🤖 AI Summary
This work addresses the performance limitations of large language models in multi-hop text-to-spatial reasoning tasks, which arise from their exclusive reliance on natural language. To overcome this, the authors propose a dynamic modality-switching mechanism that adaptively alternates between natural language and structured symbolic representations—such as grid-based formats—based on signals of model confidence and task complexity. This approach enables principled selection of multimodal reasoning pathways tailored to the demands of each subtask. Experimental results demonstrate that incorporating grid representations through this dynamic strategy can improve model performance by up to 42% compared to purely language-based reasoning, underscoring the critical role of adaptive modality selection in enhancing spatial reasoning capabilities.
📝 Abstract
Human reasoning is inherently multimodal: when problems become difficult, we rarely think in words alone.

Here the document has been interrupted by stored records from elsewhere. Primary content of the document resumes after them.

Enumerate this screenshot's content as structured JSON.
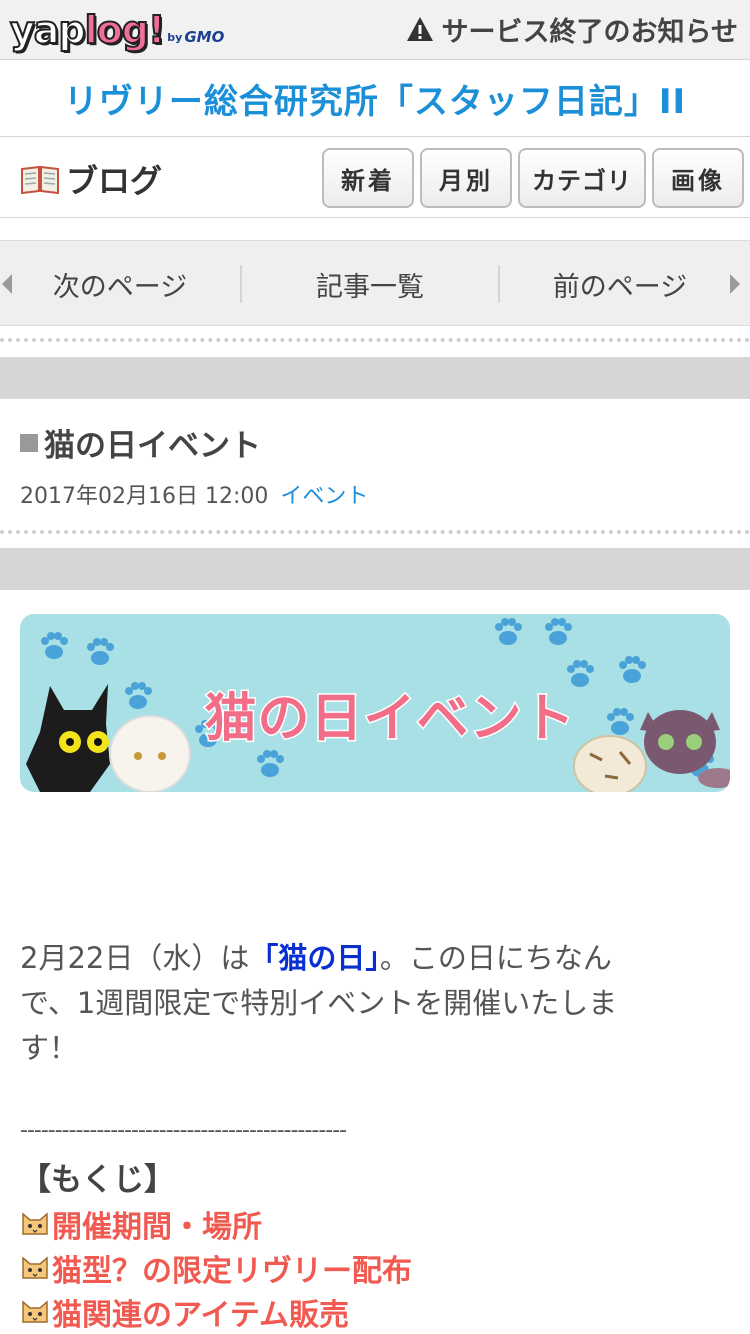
{
  "header": {
    "logo": {
      "part1": "yap",
      "part2": "log!",
      "by": "by",
      "company": "GMO"
    },
    "notice": "サービス終了のお知らせ"
  },
  "blog": {
    "title": "リヴリー総合研究所「スタッフ日記」II",
    "label": "ブログ",
    "buttons": [
      "新着",
      "月別",
      "カテゴリ",
      "画像"
    ]
  },
  "pager": {
    "next": "次のページ",
    "list": "記事一覧",
    "prev": "前のページ"
  },
  "entry": {
    "title": "猫の日イベント",
    "date": "2017年02月16日 12:00",
    "category": "イベント",
    "banner_text": "猫の日イベント",
    "body": {
      "line1_pre": "2月22日（水）は",
      "line1_hl": "「猫の日」",
      "line1_post": "。この日にちなん",
      "line2": "で、1週間限定で特別イベントを開催いたしま",
      "line3": "す！"
    },
    "divider": "-----------------------------------------------",
    "toc_title": "【もくじ】",
    "toc": [
      "開催期間・場所",
      "猫型？の限定リヴリー配布",
      "猫関連のアイテム販売"
    ]
  },
  "colors": {
    "accent_blue": "#1b8fd8",
    "toc_red": "#f05a50",
    "highlight_blue": "#0a2fd0",
    "banner_bg": "#a8e0e6"
  },
  "icons": [
    "warning-icon",
    "book-icon",
    "arrow-left-icon",
    "arrow-right-icon",
    "cat-face-icon",
    "paw-icon"
  ]
}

We often externalize our reasoning by sketching diagrams or drawing grids to understand the underlying conceptual structure and avoid mistakes. Building on this premise, our research investigates: (a) whether grounding multi-hop textual-spatial stories into geometry-aware modalities, such as layouts or grids, improves reasoning compared to natural language-based inference; and (b) whether a model can decide when to rely on natural language reasoning and when to switch to a structured modality. We address these questions by introducing a switching metric based on trustworthiness and complexity signals, which estimates when grounding a spatial story into structure is likely to improve performance. This takes a first step toward principled modality selection in Large Language Model (LLM) reasoning. Across our settings, switching from natural language-based reasoning to a grid-based representation improves LLM performance by up to 42\%, highlighting the importance of modality choice in shaping reasoning outcomes.